06 Aug In Too Deep
DURING THE SUMMER break, I signed my daughter up for swimming to catch up on the lost years when, due to a nasty experience, she developed a phobia for swimming. She had been on and off for a while, but we now had a block of time for catch-up training.
Once in a while, I would join. Other times, I’d sit back and cheer her on.
On this day, it was time to do laps. No more short hops. I got my phone ready with a finger on the record button. She was doing so well on her timing and I was rooting for her. She’d gone halfway then she stopped. In the distance I watched her coach gesticulate and I wondered what the fuss was all about. A few minutes later, she finished her laps amidst a shout of whoop whoop from Mummy.
She stopped halfway to the end of her race. I’d heard the coach tell her over and over again to always finish her race. And I agreed with him. So I asked why she paused. She said water got into her eyes despite wearing goggles and it stung. She also complained that she was tired.

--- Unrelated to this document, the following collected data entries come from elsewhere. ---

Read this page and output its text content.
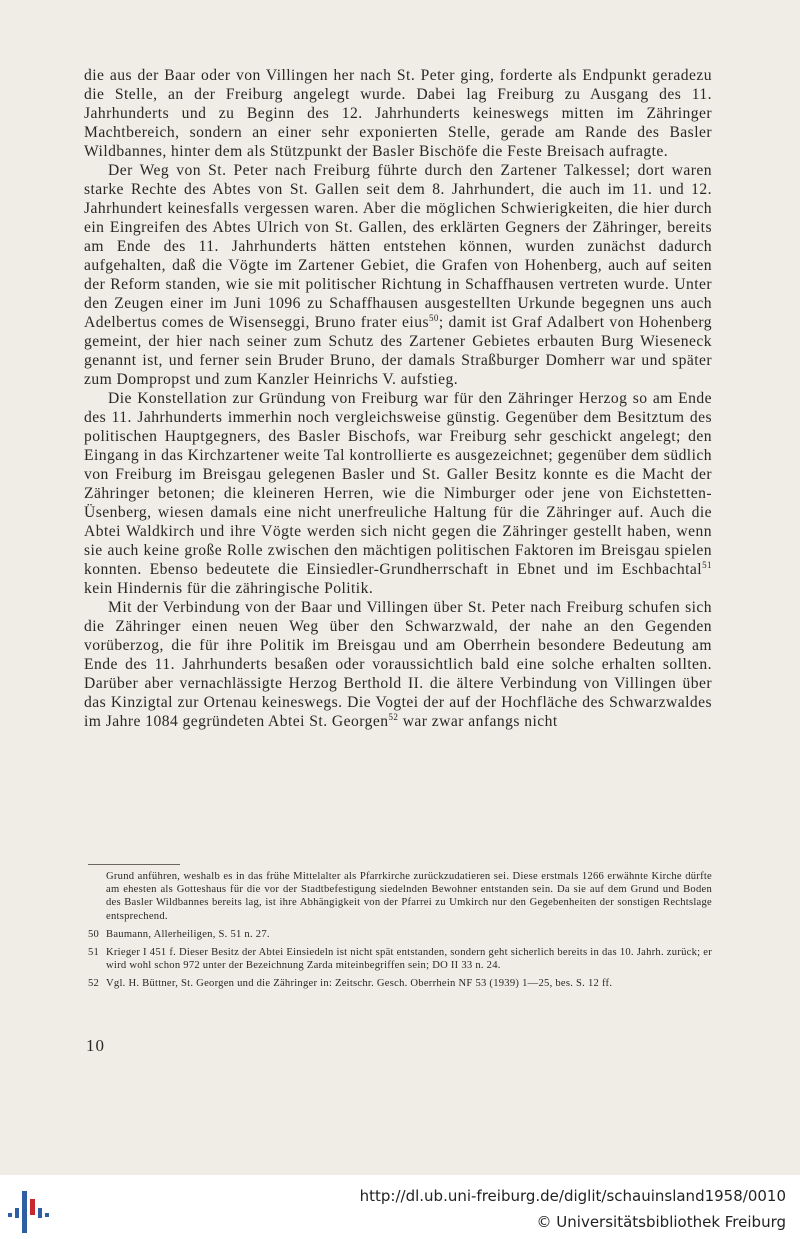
die aus der Baar oder von Villingen her nach St. Peter ging, forderte als Endpunkt geradezu die Stelle, an der Freiburg angelegt wurde. Dabei lag Freiburg zu Ausgang des 11. Jahrhunderts und zu Beginn des 12. Jahrhunderts keineswegs mitten im Zähringer Machtbereich, sondern an einer sehr exponierten Stelle, gerade am Rande des Basler Wildbannes, hinter dem als Stützpunkt der Basler Bischöfe die Feste Breisach aufragte.

Der Weg von St. Peter nach Freiburg führte durch den Zartener Talkessel; dort waren starke Rechte des Abtes von St. Gallen seit dem 8. Jahrhundert, die auch im 11. und 12. Jahrhundert keinesfalls vergessen waren. Aber die möglichen Schwierigkeiten, die hier durch ein Eingreifen des Abtes Ulrich von St. Gallen, des erklärten Gegners der Zähringer, bereits am Ende des 11. Jahrhunderts hätten entstehen können, wurden zunächst dadurch aufgehalten, daß die Vögte im Zartener Gebiet, die Grafen von Hohenberg, auch auf seiten der Reform standen, wie sie mit politischer Richtung in Schaffhausen vertreten wurde. Unter den Zeugen einer im Juni 1096 zu Schaffhausen ausgestellten Urkunde begegnen uns auch Adelbertus comes de Wisenseggi, Bruno frater eius$^{50}$; damit ist Graf Adalbert von Hohenberg gemeint, der hier nach seiner zum Schutz des Zartener Gebietes erbauten Burg Wieseneck genannt ist, und ferner sein Bruder Bruno, der damals Straßburger Domherr war und später zum Dompropst und zum Kanzler Heinrichs V. aufstieg.

Die Konstellation zur Gründung von Freiburg war für den Zähringer Herzog so am Ende des 11. Jahrhunderts immerhin noch vergleichsweise günstig. Gegenüber dem Besitztum des politischen Hauptgegners, des Basler Bischofs, war Freiburg sehr geschickt angelegt; den Eingang in das Kirchzartener weite Tal kontrollierte es ausgezeichnet; gegenüber dem südlich von Freiburg im Breisgau gelegenen Basler und St. Galler Besitz konnte es die Macht der Zähringer betonen; die kleineren Herren, wie die Nimburger oder jene von Eichstetten-Üsenberg, wiesen damals eine nicht unerfreuliche Haltung für die Zähringer auf. Auch die Abtei Waldkirch und ihre Vögte werden sich nicht gegen die Zähringer gestellt haben, wenn sie auch keine große Rolle zwischen den mächtigen politischen Faktoren im Breisgau spielen konnten. Ebenso bedeutete die Einsiedler-Grundherrschaft in Ebnet und im Eschbachtal$^{51}$ kein Hindernis für die zähringische Politik.

Mit der Verbindung von der Baar und Villingen über St. Peter nach Freiburg schufen sich die Zähringer einen neuen Weg über den Schwarzwald, der nahe an den Gegenden vorüberzog, die für ihre Politik im Breisgau und am Oberrhein besondere Bedeutung am Ende des 11. Jahrhunderts besaßen oder voraussichtlich bald eine solche erhalten sollten. Darüber aber vernachlässigte Herzog Berthold II. die ältere Verbindung von Villingen über das Kinzigtal zur Ortenau keineswegs. Die Vogtei der auf der Hochfläche des Schwarzwaldes im Jahre 1084 gegründeten Abtei St. Georgen$^{52}$ war zwar anfangs nicht

Grund anführen, weshalb es in das frühe Mittelalter als Pfarrkirche zurückzudatieren sei. Diese erstmals 1266 erwähnte Kirche dürfte am ehesten als Gotteshaus für die vor der Stadtbefestigung siedelnden Bewohner entstanden sein. Da sie auf dem Grund und Boden des Basler Wildbannes bereits lag, ist ihre Abhängigkeit von der Pfarrei zu Umkirch nur den Gegebenheiten der sonstigen Rechtslage entsprechend.

50 Baumann, Allerheiligen, S. 51 n. 27.
51 Krieger I 451 f. Dieser Besitz der Abtei Einsiedeln ist nicht spät entstanden, sondern geht sicherlich bereits in das 10. Jahrh. zurück; er wird wohl schon 972 unter der Bezeichnung Zarda miteinbegriffen sein; DO II 33 n. 24.
52 Vgl. H. Büttner, St. Georgen und die Zähringer in: Zeitschr. Gesch. Oberrhein NF 53 (1939) 1—25, bes. S. 12 ff.
10
http://dl.ub.uni-freiburg.de/diglit/schauinsland1958/0010
© Universitätsbibliothek Freiburg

The coach and I glanced at each other, at her scrunched up face and back at each other before we both burst out laughing.
Then the coach replied: “You’re in the water and water must get everywhere. You can’t choose where the water goes, you can only limit how far it goes. When it stings you in the eyes, get used to it. You must always finish your race even when you’re tired. Pace yourself, but finish up. It’s all about the finish.”
I nodded in agreement.
Isn’t life like that? We don’t get out because there’s a little problem. We keep going until we finish the day, the trip, the job, the task, whatever our preoccupation is. We don’t stop until we get to the finish line, not even for a little inconvenience. We’re all IN TOO DEEP in this game of life to quit.
It is tempting to throw in the towel and just give up. It is tempting to stop altogether and shrug carelessly. But life is not for statics. There has to be constant motion. Even the earth rotates. Sometimes we need to shrug off some pain to forge ahead. I know it’s not easy. But we just must do it.
What’s ahead is far better than what we left behind.
Pain often stops us in our tracks begging for attention but we must keep going despite its ability to dig its heels into our skin.
After the swimming class, I sat my daughter and told her: “You’re in too deep to worry about where water gets into. You either float or sink. When you wait to check your stinging eyes, you may sink. Despite the stinging eyes, understand that once you decide to finish your race, you float, you smash your timing and you can then scratch any itch or rub out the pain. But for now, you must finish your race.” I added, “Every single race.”